Sofie’s body quivered with laughter against him. “Of course it does.” Her hand trailed along his chest and weaved up into his long hair, grasping it and tugging gently.

“What is this about?”

And somehow he knew exactly what she meant. She wanted to know him. She was asking him to open up and tell her who he was. And for the first time in his life, he wanted to share. He started with the truth that had labeled his life for as long as he could remember.

“I’m the strong one.”

“So I’ve seen. But you do know that strength isn’t about being physically strong. And it’s certainly not about being strong all the time. It’s about hitting rough patches and continuing on. ”

Egan was not convinced. Strength meant that he could protect those that he loved. He should be able to do that, at the very least. “I’ve always been the responsible one. Done the right thing. Competed and won. That’s who I am. People notice me. People can depend on me.” Egan’s heart was still restlessly moving about when it finally made its most important decision and said, “Until they can’t.”

“When can’t they?”

“When I take all the attention, people notice only me, and my father dies.”

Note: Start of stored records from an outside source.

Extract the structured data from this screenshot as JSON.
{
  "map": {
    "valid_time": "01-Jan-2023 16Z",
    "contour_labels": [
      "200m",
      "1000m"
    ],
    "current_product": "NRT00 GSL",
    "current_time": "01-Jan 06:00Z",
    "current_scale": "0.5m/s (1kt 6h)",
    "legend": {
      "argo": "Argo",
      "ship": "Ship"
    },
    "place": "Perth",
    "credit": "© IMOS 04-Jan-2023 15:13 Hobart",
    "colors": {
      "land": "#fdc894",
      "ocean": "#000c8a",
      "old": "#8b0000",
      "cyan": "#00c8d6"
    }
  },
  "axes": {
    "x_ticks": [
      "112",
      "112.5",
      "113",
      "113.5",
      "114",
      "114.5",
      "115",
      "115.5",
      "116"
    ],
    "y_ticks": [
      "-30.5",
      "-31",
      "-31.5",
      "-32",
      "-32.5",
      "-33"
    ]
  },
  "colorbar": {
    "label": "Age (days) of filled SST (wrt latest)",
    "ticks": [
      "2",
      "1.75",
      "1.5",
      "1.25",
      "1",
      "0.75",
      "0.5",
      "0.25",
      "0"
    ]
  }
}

“Tell me the whole story.”

So he did. He told her everything, including George’s role and guilt, and his mother’s resentment.

“Egan, look at me.” She pulled his face to hers. “There is no way your mother doesn’t love you the same, if not more, than before the accident. She is your mother. And if she raised a man like you, she must be a rather good one.”

“I can see the resentment in her eyes.”

“I would bet that what you see is sadness.”

“It’s the same thing.”

“It’s not the same thing, Egan. She is miserable about losing a husband that she loved. But she does not want to add a son that she loves to that list. Trust me.”